May 30 (Bloomberg) -- Germany’s DAX Index will extend its slide if the gauge closes below its 200-day moving average, pushing the benchmark measure as much as 17 percent below its most recent high, according to Danske Bank A/S.
The DAX might slide another 5.4 percent, extending its 12 percent drop since March 16, after breaking the support level. That would lead the benchmark to fall toward its next support, a Fibonacci retracement level of 5,942.85, said Lars Skovgaard Andersen, a senior equity analyst who helps manage about $107 billion at Danske Bank’s asset manager Danske Capital.
The DAX has stayed above its 200-day moving average since January. Even so, the 30-stock gauge has fallen from the middle of March, moving in a “downward trend channel” as both peaks and troughs trended lower, the analyst said.

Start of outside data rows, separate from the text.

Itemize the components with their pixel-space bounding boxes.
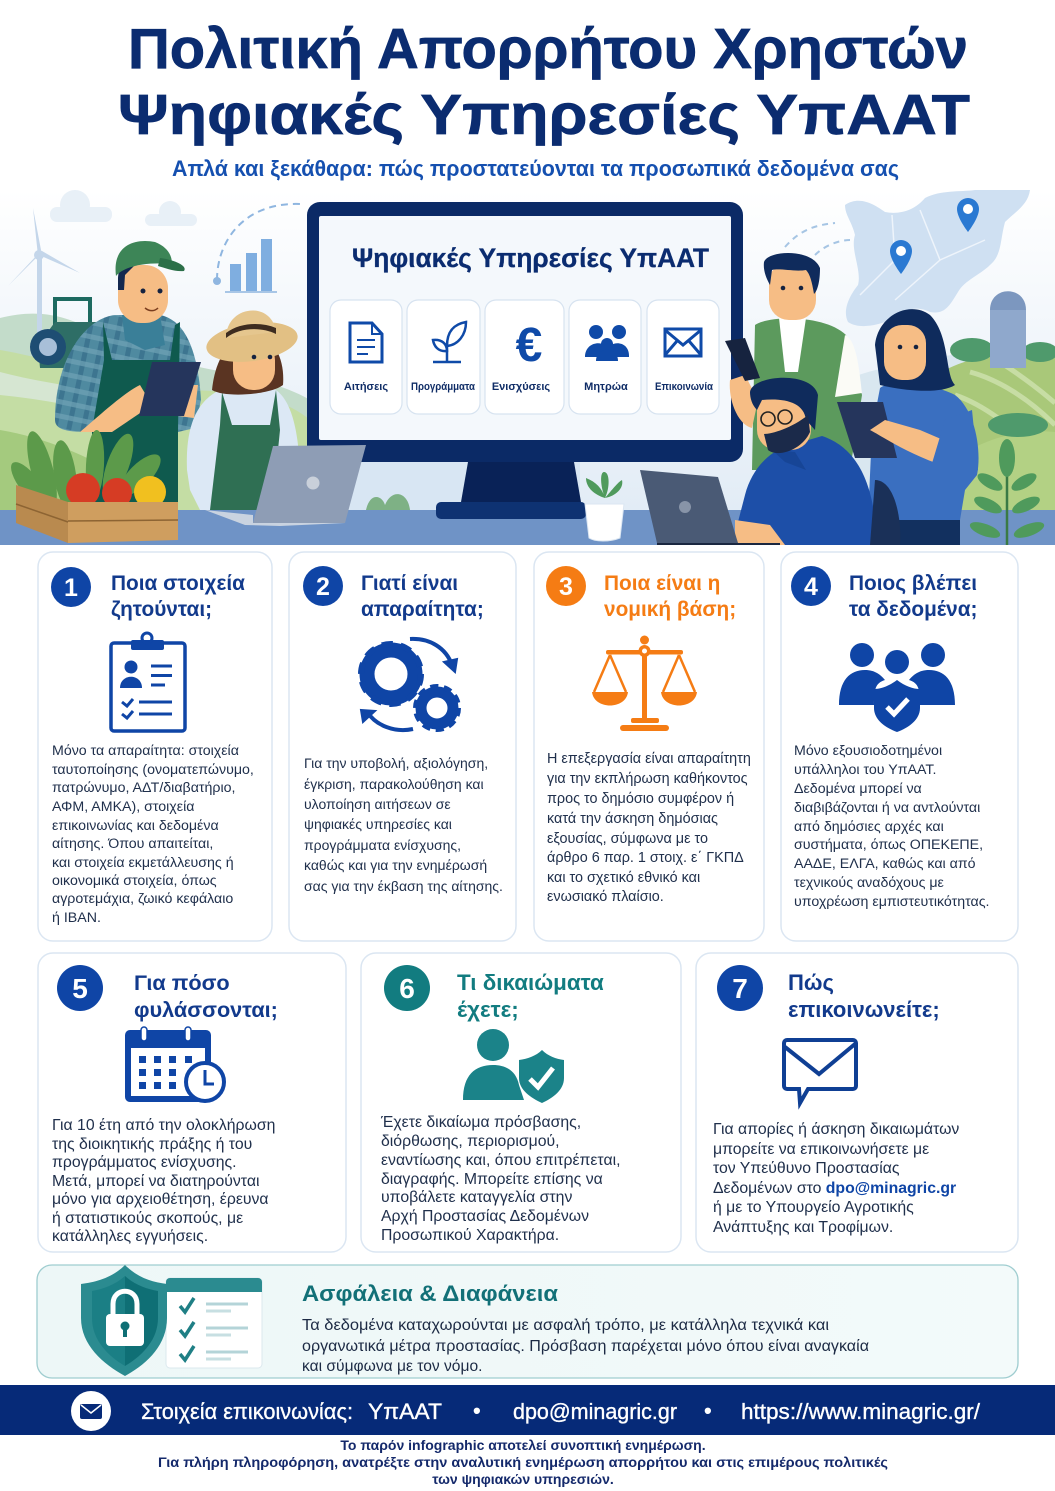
title: Πολιτική Απορρήτου Χρηστών bbox=[128, 17, 968, 81]
tractor bbox=[30, 299, 100, 368]
footnote: Για πλήρη πληροφόρηση, ανατρέξτε στην αναλυτική ενημέρωση απορρήτου και στις επιμέρους πολιτικές bbox=[158, 1454, 888, 1470]
panel: 7 contact: τον Υπεύθυνο Προστασίας bbox=[713, 1160, 900, 1177]
map with pins bbox=[845, 190, 1030, 326]
panel: 4 who sees data: διαβιβάζονται ή να αντλούνται bbox=[794, 800, 980, 816]
panel: 2 why needed: σας για την έκβαση της αίτησης. bbox=[304, 878, 503, 894]
panel: 6 rights bbox=[361, 953, 681, 1252]
panel: 1 requested data: επικοινωνίας και δεδομένα bbox=[52, 818, 219, 834]
panel: 1 requested data: ταυτοποίησης (ονοματεπώνυμο, bbox=[52, 762, 254, 778]
panel: 4 who sees data: συστήματα, όπως ΟΠΕΚΕΠΕ, bbox=[794, 837, 983, 853]
panel: 6 rights: διόρθωσης, περιορισμού, bbox=[381, 1133, 560, 1150]
panel: 5 retention bbox=[38, 953, 346, 1252]
panel: 5 retention: της διοικητικής πράξης ή του bbox=[52, 1136, 252, 1153]
title: Ψηφιακές Υπηρεσίες ΥπΑΑΤ bbox=[118, 83, 970, 147]
panel: 1 requested data: πατρώνυμο, ΑΔΤ/διαβατήριο, bbox=[52, 780, 235, 796]
background hills right bbox=[820, 349, 1055, 545]
footer contact bar: dpo@minagric.gr bbox=[513, 1399, 677, 1424]
panel: 4 who sees data: τεχνικούς αναδόχους με bbox=[794, 875, 945, 891]
panel: 7 contact: Για απορίες ή άσκηση δικαιωμάτων bbox=[713, 1121, 959, 1138]
clouds bbox=[50, 190, 197, 226]
monitor: Επικοινωνία bbox=[655, 381, 713, 393]
seated man bbox=[732, 378, 900, 545]
panel: 7 contact: Ανάπτυξης και Τροφίμων. bbox=[713, 1219, 893, 1236]
panel: 5 retention: Μετά, μπορεί να διατηρούνται bbox=[52, 1173, 260, 1190]
icon: message envelope bbox=[784, 1040, 856, 1103]
panel: 3 legal basis: για την εκπλήρωση καθήκοντος bbox=[547, 771, 748, 787]
footnote: των ψηφιακών υπηρεσιών. bbox=[432, 1471, 614, 1487]
panel: 1 requested data: και στοιχεία εκμετάλλευσης ή bbox=[52, 855, 234, 871]
panel: security banner bbox=[37, 1265, 1018, 1378]
wind turbine bbox=[8, 208, 80, 335]
monitor: Προγράμματα bbox=[411, 381, 475, 393]
farmer woman bbox=[187, 310, 300, 510]
panel: security banner: και σύμφωνα με τον νόμο. bbox=[302, 1358, 482, 1375]
panel: 6 rights: διαγραφής. Μπορείτε επίσης να bbox=[381, 1171, 603, 1188]
monitor bbox=[307, 202, 743, 519]
panel: 2 why needed: ψηφιακές υπηρεσίες και bbox=[304, 816, 452, 832]
panel: 5 retention: Για πόσο bbox=[134, 970, 230, 995]
panel: 4 who sees data: Ποιος βλέπει bbox=[849, 572, 977, 595]
background hills left bbox=[0, 314, 310, 510]
icon: clipboard bbox=[111, 633, 185, 731]
icon: scales bbox=[592, 636, 697, 731]
monitor: Ενισχύσεις bbox=[492, 381, 550, 393]
panel: 1 requested data: αγροτεμάχια, ζωικό κεφάλαιο bbox=[52, 891, 233, 907]
standing man with phone bbox=[725, 253, 862, 470]
panel: 4 who sees data: Μόνο εξουσιοδοτημένοι bbox=[794, 743, 942, 759]
panel: 3 legal basis: Η επεξεργασία είναι απαραίτητη bbox=[547, 751, 751, 767]
monitor: Μητρώα bbox=[584, 381, 628, 393]
footnote: Το παρόν infographic αποτελεί συνοπτική ενημέρωση. bbox=[340, 1437, 706, 1453]
panel: 3 legal basis: κατά την άσκηση δημόσιας bbox=[547, 811, 718, 827]
panel: 7 contact: ή με το Υπουργείο Αγροτικής bbox=[713, 1199, 914, 1216]
panel: 5 retention: ή στατιστικούς σκοπούς, με bbox=[52, 1210, 243, 1227]
panel: 3 legal basis: εξουσίας, σύμφωνα με το bbox=[547, 831, 708, 847]
panel: 4 who sees data bbox=[781, 552, 1018, 941]
footer contact bar: ΥπΑΑΤ bbox=[368, 1399, 442, 1424]
panel: 4 who sees data: ΑΑΔΕ, ΕΛΓΑ, καθώς και από bbox=[794, 856, 976, 872]
footer contact bar: https://www.minagric.gr/ bbox=[741, 1399, 981, 1424]
panel: security banner: Τα δεδομένα καταχωρούνται με ασφαλή τρόπο, με κατάλληλα τεχνικά και bbox=[302, 1317, 830, 1334]
monitor: € bbox=[516, 319, 542, 372]
panel: 3 legal basis: Ποια είναι η bbox=[604, 572, 720, 595]
panel: 4 who sees data: υποχρέωση εμπιστευτικότητας. bbox=[794, 894, 990, 910]
panel: 6 rights: Έχετε δικαίωμα πρόσβασης, bbox=[380, 1114, 581, 1131]
farmer man bbox=[55, 241, 201, 510]
panel: 4 who sees data: υπάλληλοι του ΥπΑΑΤ. bbox=[794, 762, 936, 778]
plant pot bbox=[585, 472, 624, 541]
panel: 7 contact: μπορείτε να επικοινωνήσετε με bbox=[713, 1141, 929, 1158]
panel: 4 who sees data: τα δεδομένα; bbox=[849, 598, 977, 621]
panel: 2 why needed: Για την υποβολή, αξιολόγηση, bbox=[304, 755, 488, 771]
icon: gears with arrows bbox=[361, 639, 458, 730]
panel: 2 why needed: απαραίτητα; bbox=[361, 598, 484, 621]
icon: calendar with clock bbox=[125, 1027, 224, 1102]
panel: 5 retention: κατάλληλες εγγυήσεις. bbox=[52, 1228, 208, 1245]
panel: security banner: οργανωτικά μέτρα προστασίας. Πρόσβαση παρέχεται μόνο όπου είναι αναγκαία bbox=[302, 1338, 869, 1355]
panel: 3 legal basis bbox=[534, 552, 764, 941]
panel: 1 requested data: ΑΦΜ, ΑΜΚΑ), στοιχεία bbox=[52, 799, 194, 815]
icon: document checklist bbox=[166, 1278, 262, 1368]
panel: 1 requested data: 1 bbox=[64, 574, 78, 602]
panel: 3 legal basis: και το σχετικό εθνικό και bbox=[547, 870, 700, 886]
panel: 6 rights: Προσωπικού Χαρακτήρα. bbox=[381, 1227, 559, 1244]
panel: 5 retention: φυλάσσονται; bbox=[134, 997, 278, 1022]
panel: 5 retention: προγράμματος ενίσχυσης. bbox=[52, 1154, 236, 1171]
panel: 3 legal basis: προς το δημόσιο συμφέρον ή bbox=[547, 791, 734, 807]
panel: 1 requested data: οικονομικά στοιχεία, όπως bbox=[52, 873, 217, 889]
panel: 2 why needed: 2 bbox=[316, 573, 330, 601]
desk bbox=[0, 510, 1055, 545]
panel: 7 contact: επικοινωνείτε; bbox=[788, 997, 940, 1022]
panel: 3 legal basis: νομική βάση; bbox=[604, 598, 736, 621]
dark laptop bbox=[640, 470, 780, 545]
panel: 1 requested data: Ποια στοιχεία bbox=[111, 572, 245, 595]
footer contact bar: • bbox=[704, 1398, 712, 1423]
icon: people with shield bbox=[839, 643, 955, 732]
laptop bbox=[205, 445, 366, 526]
leafy plant bbox=[968, 439, 1046, 545]
monitor: Ψηφιακές Υπηρεσίες ΥπΑΑΤ bbox=[352, 243, 709, 273]
panel: 3 legal basis: άρθρο 6 παρ. 1 στοιχ. ε΄ ΓΚΠΔ bbox=[547, 850, 744, 866]
panel: 4 who sees data: Δεδομένα μπορεί να bbox=[794, 781, 922, 797]
subtitle: Απλά και ξεκάθαρα: πώς προστατεύονται τα προσωπικά δεδομένα σας bbox=[172, 156, 899, 181]
icon: shield with lock bbox=[81, 1265, 167, 1376]
panel: security banner: Ασφάλεια & Διαφάνεια bbox=[302, 1281, 559, 1306]
panel: 4 who sees data: 4 bbox=[804, 573, 818, 601]
title bbox=[118, 17, 970, 147]
crate with vegetables bbox=[5, 429, 178, 543]
panel: 1 requested data: ζητούνται; bbox=[111, 598, 212, 621]
panel: 2 why needed: καθώς και για την ενημέρωσή bbox=[304, 857, 487, 873]
panel: 5 retention: μόνο για αρχειοθέτηση, έρευνα bbox=[52, 1191, 269, 1208]
panel: 6 rights: έχετε; bbox=[457, 997, 519, 1022]
panel: 3 legal basis: 3 bbox=[559, 573, 573, 601]
icon: mail circle bbox=[71, 1391, 111, 1431]
panel: 7 contact bbox=[696, 953, 1018, 1252]
panel: 2 why needed: προγράμματα ενίσχυσης, bbox=[304, 837, 461, 853]
silo bbox=[990, 291, 1026, 368]
panel: 2 why needed: Γιατί είναι bbox=[361, 572, 458, 595]
panel: 7 contact: Δεδομένων στο dpo@minagric.gr bbox=[713, 1180, 956, 1197]
panel: 1 requested data: ή IBAN. bbox=[52, 910, 101, 926]
panel: 7 contact: Πώς bbox=[788, 970, 834, 995]
panel: 5 retention: 5 bbox=[72, 973, 88, 1004]
monitor: Αιτήσεις bbox=[344, 381, 388, 393]
panel: 7 contact: 7 bbox=[732, 973, 748, 1004]
panel: 6 rights: υποβάλετε καταγγελία στην bbox=[381, 1189, 572, 1206]
panel: 4 who sees data: από δημόσιες αρχές και bbox=[794, 819, 944, 835]
panel: 2 why needed: έγκριση, παρακολούθηση και bbox=[304, 776, 484, 792]
footer contact bar bbox=[0, 1385, 1055, 1435]
hero illustration bbox=[0, 190, 1055, 545]
panel: 1 requested data: Μόνο τα απαραίτητα: στοιχεία bbox=[52, 743, 239, 759]
panel: 3 legal basis: ενωσιακό πλαίσιο. bbox=[547, 889, 664, 905]
woman with tablet bbox=[837, 309, 979, 545]
panel: 6 rights: Αρχή Προστασίας Δεδομένων bbox=[381, 1208, 589, 1225]
panel: 2 why needed: υλοποίηση αιτήσεων σε bbox=[304, 796, 451, 812]
footer contact bar: • bbox=[473, 1398, 481, 1423]
icon: person with shield bbox=[463, 1029, 564, 1103]
panel: 5 retention: Για 10 έτη από την ολοκλήρωση bbox=[52, 1117, 275, 1134]
panel: 6 rights: 6 bbox=[399, 973, 415, 1004]
panel: 2 why needed bbox=[289, 552, 516, 941]
panel: 6 rights: εναντίωσης και, όπου επιτρέπεται, bbox=[381, 1152, 620, 1169]
panel: 6 rights: Τι δικαιώματα bbox=[457, 970, 604, 995]
panel: 1 requested data bbox=[38, 552, 272, 941]
chart icon bbox=[213, 204, 300, 293]
footer contact bar: Στοιχεία επικοινωνίας: bbox=[141, 1399, 353, 1424]
panel: 1 requested data: αίτησης. Όπου απαιτείται, bbox=[52, 836, 213, 852]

“We’re at a key junction, where stocks will either break out of the trend channel or go lower,” Skovgaard Andersen said. “We’re buying as we’re still above the 50 percent Fibonacci level and the 200-day moving average, but we have the exit strategy ready in case these levels break to sell either the stock or hedge the market risk,” he said.
German stocks have retreated as concern mounted that Greece will elect a government that refuses to carry out austerity measures, triggering the country’s withdrawal from the single currency. The DAX plunged 1.8 percent to 6,280.8 yesterday, its biggest decline in a week.
In technical analysis, investors and analysts study charts of trading patterns and prices to predict changes in a security, commodity, currency or index.